The Situation Room Experience: The students started with the real life scenario of the 1981 attempted assassination attempt on President Reagan in 1981. Some students were part of the President’s Cabinet and were then put in the exact Situation Room that was used by 9 Presidents, other were with the President and were part of the Crisis Management Team at the hospital, and then we had 3 media teams – CNN, NBC, and CBS (these were teams of 4) they had to report Breaking News (with the facts), and cover the Deputy Press Secretary’s Press Conferences. The first picture shows the Secretary of State, Nick Thomas, addressing the press, and telling them why the 25th Amendment had been invoked. There is a picture of the Deputy Press Secretary, Helen Hayes, addressing the press during one of her press conferences, and the other pictures are of the media teams and their “Breaking News” segments (they had to do 2 different “Breaking News” segments that lasted 1 minute each. Things that came up during the Situation Room Experience (the actual “game” lasted 75 minutes and was very intense): Our Director of Homeland Security got a message on his tablet (each student had their own specific tablet) that there was a rumor that there was a car bomb in the area were Pres. Reagan was shot, so he decided to search every car within a 2 mile radius of that spot (in the debriefing they talked about the 4thamendment). Also, the economic adviser decided not to recommend closing down the stock market even though the Dow Jones was crashing – in the debriefing he said that he was in favor of the “free market” and that closing the Exchange would cause too much chaos.

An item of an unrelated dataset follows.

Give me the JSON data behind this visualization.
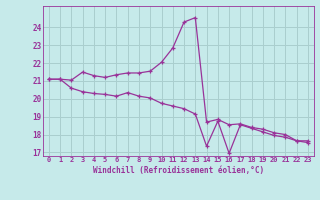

Also right after the President got shot, the Russia was threatening to invade the Ukraine – our Secretary of State decided to pursue diplomatic measures to get them to back down. These were just a few of the scenarios that the Kern Valley Honors Seniors had to work through during their 75 minute Situation Room Experience. After the experience, we ate lunch and then toured the museum. Mr. Meyers has some of those pictures.
Kern Valley Staff,
As we were leaving the Reagan Library, an elderly man approached me, and told me that he had been watching these students with the blue KV jackets (I had Wes check them out a school jacket) all day, and he said that throughout the day he was impressed with how well-mannered and polite they were. He said that they were a credit to the school and staff, and he shook my hand.